This bio is current as of 2020.
After graduating Notre Dame in 2019, Dante Domenella is currently pursuing a Ph.D. in economics at Stanford University. While still uncertain of his precise academic specialty, he has been studying labor markets, public economics, health policy, and innovation both from a theoretical perspective in class and for my own research. Recently, Domenella has been interested in applied econometrics and discrimination. In his spare time, he enjoys running, reading a good book, and learning new languages.
This bio was current as of 2019 when he was part of the on-campus Kellogg community.

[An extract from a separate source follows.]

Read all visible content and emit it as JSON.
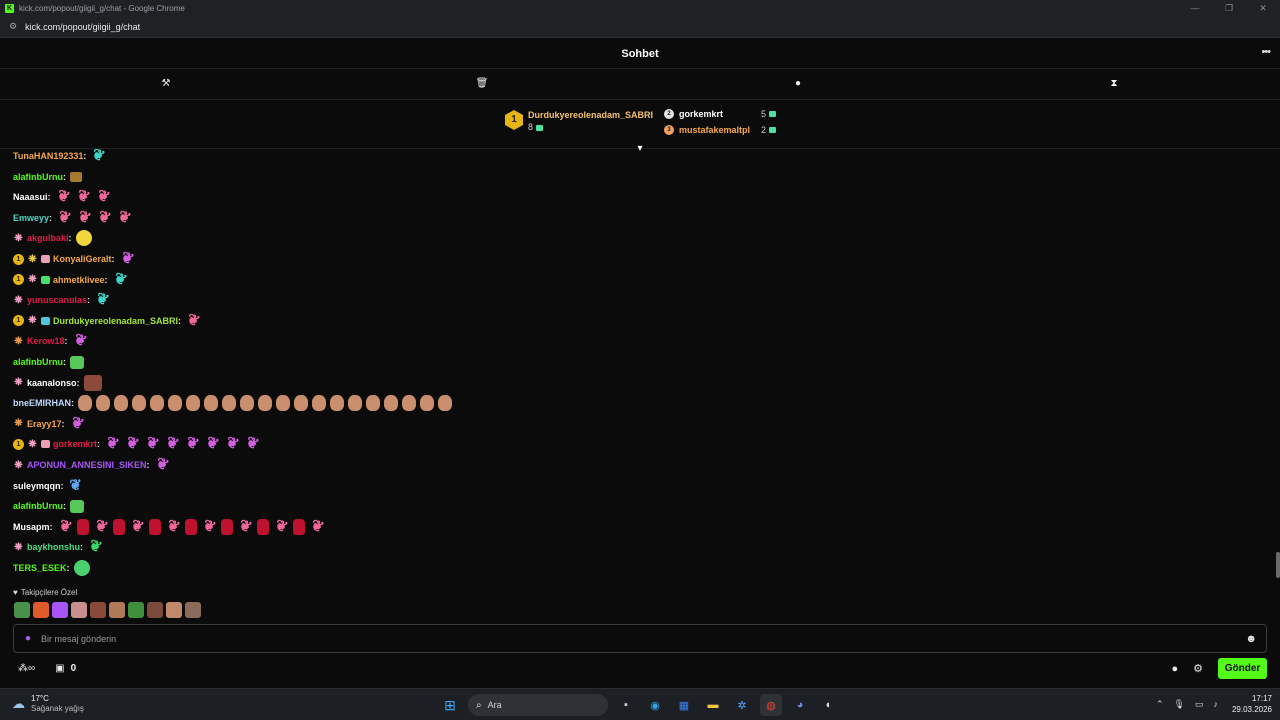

U.S. cities have different policies for overflow homeless shelters. If the temperature falls below a certain threshold in a city, the government may legally require anyone on the streets to be housed. The effectiveness of these policies, though, has yet to be examined. Specifically, it is unknown whether overflow homeless shelters reduce mortality due to cold weather or hypothermia. Using state, county, and city policies, along with mortality data, Dante Domenella is investigating the effect of overflow homeless shelters on cold weather mortality rates.
As a Kellogg research assistant, Domenella currently works with Professor Kirk Doran on his education research. Before working with Professor Doran, Domenella worked with Professor Amitava Dutt, as he explored the role of women’s empowerment in promoting Bangladesh’s unique health progress. After his sophomore year, Domenella received an Experiencing the World fellowship to intern and perform research at a microfinance institution in Cusco, Peru. He also has experience with Notre Dame International, including study abroad experiences in Spain, Jerusalem, and Jordan. Finally, Domenella is very involved with the Center for Social Concerns and Dillon Hall.
Thesis Title: How Overflow Homeless Shelters Affect Mortality Rates
Thesis Adviser: Jim Sullivan
I am helping Professor Doran look at the impact of Rosenwald schools in the South on innovation. Created in the early 20th century, these schools were designed to improve educational outcomes of black residents in the South.